Sounds like a great way to get a ton of inaccurate information to be honest

oliverluk · on Dec 24, 2023

I agree and I'm not too happy about this approach as well. Still, this appears to be my best shot for the authors without ORCIDs. I will try to increase the accuracy through guardrails, good prompting and occasional spot checks.

andrewgilmartin · on Dec 24, 2023

You can get lots of metadata from Crossref.org. See https://www.crossref.org/services/metadata-retrieval/

oliverluk · on Dec 24, 2023

I already tried this route (using the DOI), unfortunately, I was not able to get the first names of the authors this way. Example: https://search.crossref.org/search/works?q=10.1111%2Fanae.14...

samstave · on Dec 24, 2023

Would you mind detailing out the step of "forward the JSON to an LLM" - as I have a tangentially similar thing I'd like to solve, but I don't know how to do that step - or point me at whatever helped you to learn that step.

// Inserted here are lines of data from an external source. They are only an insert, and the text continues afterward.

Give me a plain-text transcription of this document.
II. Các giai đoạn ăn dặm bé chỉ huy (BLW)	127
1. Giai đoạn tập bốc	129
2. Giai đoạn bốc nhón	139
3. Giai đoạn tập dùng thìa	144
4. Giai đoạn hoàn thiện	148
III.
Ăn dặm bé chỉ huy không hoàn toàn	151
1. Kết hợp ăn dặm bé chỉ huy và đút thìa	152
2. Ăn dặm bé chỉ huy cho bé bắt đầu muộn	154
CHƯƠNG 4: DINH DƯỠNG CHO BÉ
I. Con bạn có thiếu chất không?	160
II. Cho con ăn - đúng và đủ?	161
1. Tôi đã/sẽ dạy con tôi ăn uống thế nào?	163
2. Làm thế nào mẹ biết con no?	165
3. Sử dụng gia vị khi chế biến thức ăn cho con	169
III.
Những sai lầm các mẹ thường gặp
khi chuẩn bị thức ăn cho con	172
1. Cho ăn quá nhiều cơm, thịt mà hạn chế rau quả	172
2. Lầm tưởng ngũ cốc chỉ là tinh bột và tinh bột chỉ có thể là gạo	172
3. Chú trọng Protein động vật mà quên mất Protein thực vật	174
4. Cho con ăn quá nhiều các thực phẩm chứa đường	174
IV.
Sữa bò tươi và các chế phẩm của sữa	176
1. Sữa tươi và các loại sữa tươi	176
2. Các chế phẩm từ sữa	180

oliverluk · on Dec 24, 2023

The process described by "ailef" is exactly what I have in mind. I manually tried the following prompt (which surely has a lot of room for improvement) in ChatGPT (GPT 4.0) with a few examples and got exactly what I needed.

Prompt:

Disambiguate the initials of "X Y Lastname" based on the following JSON input. Do not conduct a web search. Return the full name and the link to the reference as a JSON object with the keys "first_name", "last_name", "link_to_reference". Return "not found" in case you are not able to disambiguate the initials. Do not return anything else.

JSON input:

[the array scoped under the key "organic_results" of the JSON object SerpApi returns when searching for "{author_last_name_with_initials} full name {institute_name}" using Google]

ailef · on Dec 24, 2023

You write a text containing the JSON with all the data and instructions on how to analyze it and you instruct the LLM to extract what you're looking for (the "prompt"). The easiest way to start is probably the OpenAI API, or you can try one of the self-hosted LLM although I've never interacted with them programmatically.

DamonHD · on Dec 24, 2023

Can you add ORCID into the mix for at least some of the papers?

oliverluk · on Dec 24, 2023

Many thanks for the hint! After doing some digging I found ORCID API endpoints which are able to resolve DOIs and PMIDs to ORCID profiles. While not all of the authors of the papers I checked are included (because some obviously do not have ORCIDs), this will likely solve the issue for a good chunk of the authors. Great!